Y lo demás, ya es una historia conocida: serían declaradas Fiestas de Interés Turístico en 1965, Fiestas de Interés Turístico Internacional en 1985 y en enero de 1999, Fiestas Oficiales de la Ciudad de Alicante, con vocación de convertirse en un futuro cercano en Bien de Interés Cultural Inmaterial.


Pero, para terminar, una anotación, aunque sea a modo de anécdota: el antecedente más antiguo que se conoce de Les Fogueres de Sant Joan, se remonta nada menos que a 1698, pues hay constancia documental de que entonces ya se quemaban hogueras en honor a San Juan Bautista en las calles de Alicante.

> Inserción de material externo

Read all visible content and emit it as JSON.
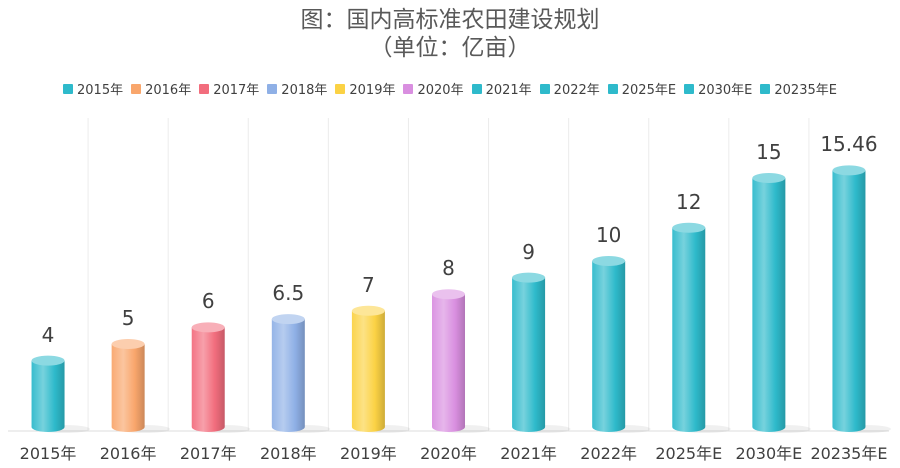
{
  "chart_data": {
    "type": "bar",
    "title": "图：国内高标准农田建设规划",
    "subtitle": "（单位：亿亩）",
    "categories": [
      "2015年",
      "2016年",
      "2017年",
      "2018年",
      "2019年",
      "2020年",
      "2021年",
      "2022年",
      "2025年E",
      "2030年E",
      "20235年E"
    ],
    "values": [
      4,
      5,
      6,
      6.5,
      7,
      8,
      9,
      10,
      12,
      15,
      15.46
    ],
    "value_labels": [
      "4",
      "5",
      "6",
      "6.5",
      "7",
      "8",
      "9",
      "10",
      "12",
      "15",
      "15.46"
    ],
    "colors": [
      "#2ebacb",
      "#f9a66c",
      "#f26d7d",
      "#8fb0e6",
      "#fbd244",
      "#d98fe0",
      "#2ebacb",
      "#2ebacb",
      "#2ebacb",
      "#2ebacb",
      "#2ebacb"
    ],
    "legend": [
      "2015年",
      "2016年",
      "2017年",
      "2018年",
      "2019年",
      "2020年",
      "2021年",
      "2022年",
      "2025年E",
      "2030年E",
      "20235年E"
    ],
    "legend_position": "top",
    "xlabel": "",
    "ylabel": "",
    "ylim": [
      0,
      17
    ],
    "grid": false,
    "bar_shape": "cylinder"
  }
}
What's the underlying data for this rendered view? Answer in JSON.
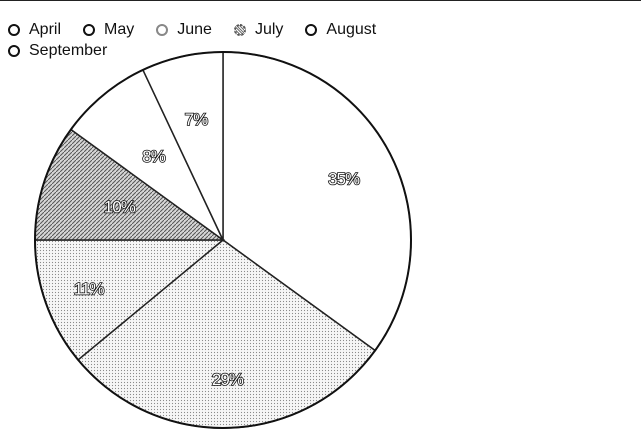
{
  "chart_data": {
    "type": "pie",
    "categories": [
      "April",
      "May",
      "June",
      "July",
      "August",
      "September"
    ],
    "values": [
      35,
      29,
      11,
      10,
      8,
      7
    ],
    "labels": [
      "35%",
      "29%",
      "11%",
      "10%",
      "8%",
      "7%"
    ],
    "legend": {
      "placement": "top-left",
      "entries": [
        "April",
        "May",
        "June",
        "July",
        "August",
        "September"
      ]
    },
    "colors": [
      "#ffffff",
      "#e4e4e4",
      "#ededed",
      "#9a9a9a",
      "#ffffff",
      "#ffffff"
    ]
  }
}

Efectivamente, así lo dejó escrito Josep Sala al relatar la fiesta celebrada por la elección de Ramón de Perelló y Rocafull como Gran Maestre de Malta: «al llegar la procesión a cada una de las plazas, se procedía a quemar las hogueras allí dispuestas». Las hogueras alicantinas aparecen también en poemas de José Vila y Blanco, escritos en 1854. Un Bando Municipal de 1870 prohibía encender hogueras la noche de Sant Joan y tirar cohetes por las calles. Y autores como Francisco Figueras Pacheco, Carlos Arniches y Rafael Altamira, han dejado escrita su visión de las hogueras quemadas en los primeros años del siglo XX, que eran «un costum fet llei» en el Alicante de 1912. Ya entonces la fiesta de Sant Joan tenía algunas costumbres que hoy se conservan: se comía coca amb tonyina, la dolçaina y el tabalet acompañaban a los juegos callejeros y a la cucaña, mientras, en palabras de Arniches, se quemaban «trastos viejos».